そばかすの映画専門家レビュー一覧

そばかす

「恋愛至上主義」が常識化した社会で、他人に恋愛感情を抱かない一人の女性が、恋人を作ることや結婚を勧めてくる周囲と向き合い、自分と向き合い、さらには将来にも向き合いながら、「自分は何者で、自分の幸せは何なのか」を発見していく姿を描く。ゲイのカップルに焦点を当てた2020年公開作「his」のアサダアツシが企画・原作・脚本を務め、劇団「玉田企画」の玉田真也が監督、「ドライブ・マイ・カー」の三浦透子が主演の蘇畑佳純を演じた。共演は、前田敦子、坂井真紀、三宅弘城、伊藤万理華、伊島空、前原滉、北村匠海、田島令子。第1弾「わたし達はおとな」、第2弾「よだかの片思い」に次ぐ、等身大の女性のリアルをつむぐ映画シリーズ【(not) HEROINE movies】=ノット・ヒロイン・ムービーズの第三弾。
  • 脚本家、映画監督

    井上淳一

    恋愛感情もない性欲もない主人公。しかし親や周りはやれ結婚と普通を押しつける。王子に選ばれて満足なのかと作り直すシンデレラ話。トム・クルーズのベストは「宇宙戦争」で、他のトムの走りは何かに向かっているけど、これだけはただ逃げ続けているからと言う。小ネタと言えば小ネタだが、その使い方が上手い。「あのこは貴族」に届かなかったのは、普通を最初から拒んでいるからか。しかし、ありのまま存在するという、より難しいテーマに挑んでいるから仕方ないか。名古屋弁がヘン。

  • 日本経済新聞編集委員

    古賀重樹

    恋愛感情を抱くことができない人を題材にしているが、偏見を排し、濁りのないリアリズムで撮っている。三浦透子が演じる30歳前後のひとりの女性が自分らしく、ナチュラルに生きていくこと、それを描くことに集中している。彼女のジェンダーなどどうでもよくなるし、どんな性自認の人にも訴える力がある。

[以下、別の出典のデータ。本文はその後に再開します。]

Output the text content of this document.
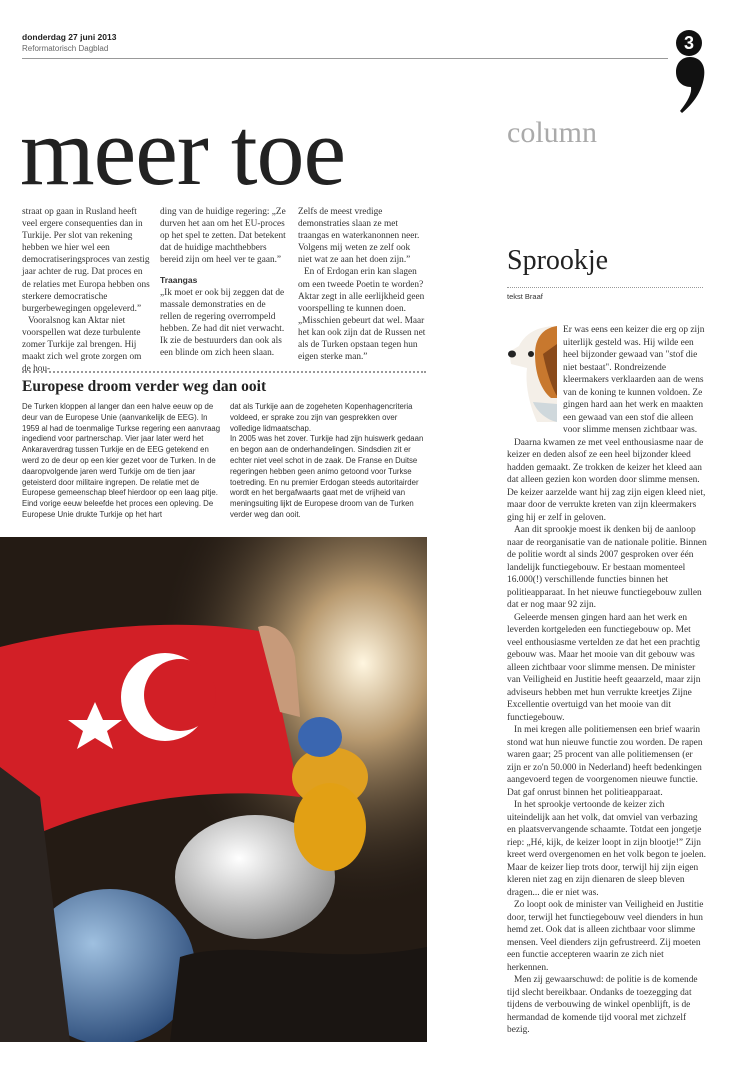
donderdag 27 juni 2013
Reformatorisch Dagblad	3
meer toe	column

straat op gaan in Rusland heeft veel ergere consequenties dan in Turkije. Per slot van rekening hebben we hier wel een democratiseringsproces van zestig jaar achter de rug. Dat proces en de relaties met Europa hebben ons sterkere democratische burgerbewegingen opgeleverd.”

Vooralsnog kan Aktar niet voorspellen wat deze turbulente zomer Turkije zal brengen. Hij maakt zich wel grote zorgen om de hou-

ding van de huidige regering: „Ze durven het aan om het EU-proces op het spel te zetten. Dat betekent dat de huidige machthebbers bereid zijn om heel ver te gaan.”

Traangas

„Ik moet er ook bij zeggen dat de massale demonstraties en de rellen de regering overrompeld hebben. Ze had dit niet verwacht. Ik zie de bestuurders dan ook als een blinde om zich heen slaan.

Zelfs de meest vredige demonstraties slaan ze met traangas en waterkanonnen neer. Volgens mij weten ze zelf ook niet wat ze aan het doen zijn.”

En of Erdogan erin kan slagen om een tweede Poetin te worden? Aktar zegt in alle eerlijkheid geen voorspelling te kunnen doen. „Misschien gebeurt dat wel. Maar het kan ook zijn dat de Russen net als de Turken opstaan tegen hun eigen sterke man.”

Europese droom verder weg dan ooit

De Turken kloppen al langer dan een halve eeuw op de deur van de Europese Unie (aanvankelijk de EEG). In 1959 al had de toenmalige Turkse regering een aanvraag ingediend voor partnerschap. Vier jaar later werd het Ankaraverdrag tussen Turkije en de EEG getekend en werd zo de deur op een kier gezet voor de Turken. In de daaropvolgende jaren werd Turkije om de tien jaar geteisterd door militaire ingrepen. De relatie met de Europese gemeenschap bleef hierdoor op een laag pitje. Eind vorige eeuw beleefde het proces een opleving. De Europese Unie drukte Turkije op het hart

dat als Turkije aan de zogeheten Kopenhagencriteria voldeed, er sprake zou zijn van gesprekken over volledige lidmaatschap.

In 2005 was het zover. Turkije had zijn huiswerk gedaan en begon aan de onderhandelingen. Sindsdien zit er echter niet veel schot in de zaak. De Franse en Duitse regeringen hebben geen animo getoond voor Turkse toetreding. En nu premier Erdogan steeds autoritairder wordt en het bergafwaarts gaat met de vrijheid van meningsuiting lijkt de Europese droom van de Turken verder weg dan ooit.

Sprookje
tekst Braaf

Er was eens een keizer die erg op zijn uiterlijk gesteld was. Hij wilde een heel bijzonder gewaad van "stof die niet bestaat". Rondreizende kleermakers verklaarden aan de wens van de koning te kunnen voldoen. Ze gingen hard aan het werk en maakten een gewaad van een stof die alleen voor slimme mensen zichtbaar was.

Daarna kwamen ze met veel enthousiasme naar de keizer en deden alsof ze een heel bijzonder kleed hadden gemaakt. Ze trokken de keizer het kleed aan dat alleen gezien kon worden door slimme mensen. De keizer aarzelde want hij zag zijn eigen kleed niet, maar door de verrukte kreten van zijn kleermakers ging hij er zelf in geloven.

Aan dit sprookje moest ik denken bij de aanloop naar de reorganisatie van de nationale politie. Binnen de politie wordt al sinds 2007 gesproken over één landelijk functiegebouw. Er bestaan momenteel 16.000(!) verschillende functies binnen het politieapparaat. In het nieuwe functiegebouw zullen dat er nog maar 92 zijn.

Geleerde mensen gingen hard aan het werk en leverden kortgeleden een functiegebouw op. Met veel enthousiasme vertelden ze dat het een prachtig gebouw was. Maar het mooie van dit gebouw was alleen zichtbaar voor slimme mensen. De minister van Veiligheid en Justitie heeft geaarzeld, maar zijn adviseurs hebben met hun verrukte kreetjes Zijne Excellentie overtuigd van het mooie van dit functiegebouw.

In mei kregen alle politiemensen een brief waarin stond wat hun nieuwe functie zou worden. De rapen waren gaar; 25 procent van alle politiemensen (er zijn er zo'n 50.000 in Nederland) heeft bedenkingen aangevoerd tegen de voorgenomen nieuwe functie. Dat gaf onrust binnen het politieapparaat.

In het sprookje vertoonde de keizer zich uiteindelijk aan het volk, dat omviel van verbazing en plaatsvervangende schaamte. Totdat een jongetje riep: „Hé, kijk, de keizer loopt in zijn blootje!” Zijn kreet werd overgenomen en het volk begon te joelen. Maar de keizer liep trots door, terwijl hij zijn eigen kleren niet zag en zijn dienaren de sleep bleven dragen... die er niet was.

Zo loopt ook de minister van Veiligheid en Justitie door, terwijl het functiegebouw veel dienders in hun hemd zet. Ook dat is alleen zichtbaar voor slimme mensen. Veel dienders zijn gefrustreerd. Zij moeten een functie accepteren waarin ze zich niet herkennen.

Men zij gewaarschuwd: de politie is de komende tijd slecht bereikbaar. Ondanks de toezegging dat tijdens de verbouwing de winkel openblijft, is de hermandad de komende tijd vooral met zichzelf bezig.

多くの人が無意識にもつ同調圧力を的確にとらえ、上辺だけをつくろう社会を撃つ。友人たちの心変わりにドラマとしての唐突さもあるが、主人公の心情は鮮やかに出ている。

  • 映画評論家

    服部香穂里

    不本意なお見合いで出逢った似た者同士が、いかなる関係性を育むのか目を引くも、早々に男性が恋心を抱き脱落し、いささか拍子抜け。事情を背負う者は地元に戻るというステレオタイプな設定の中、いかにもワケありの同級生やゲイの友人ら興味深い面々を配し、多様性を謳うスタンスを覗かせはするが、それぞれは掘り下げられぬままに通り過ぎる。せめて、主人公が自らを投影した『新説・シンデレラ』の概要ぐらいは見せてくれなければ、本作を撮る意味すら半減するのではないか。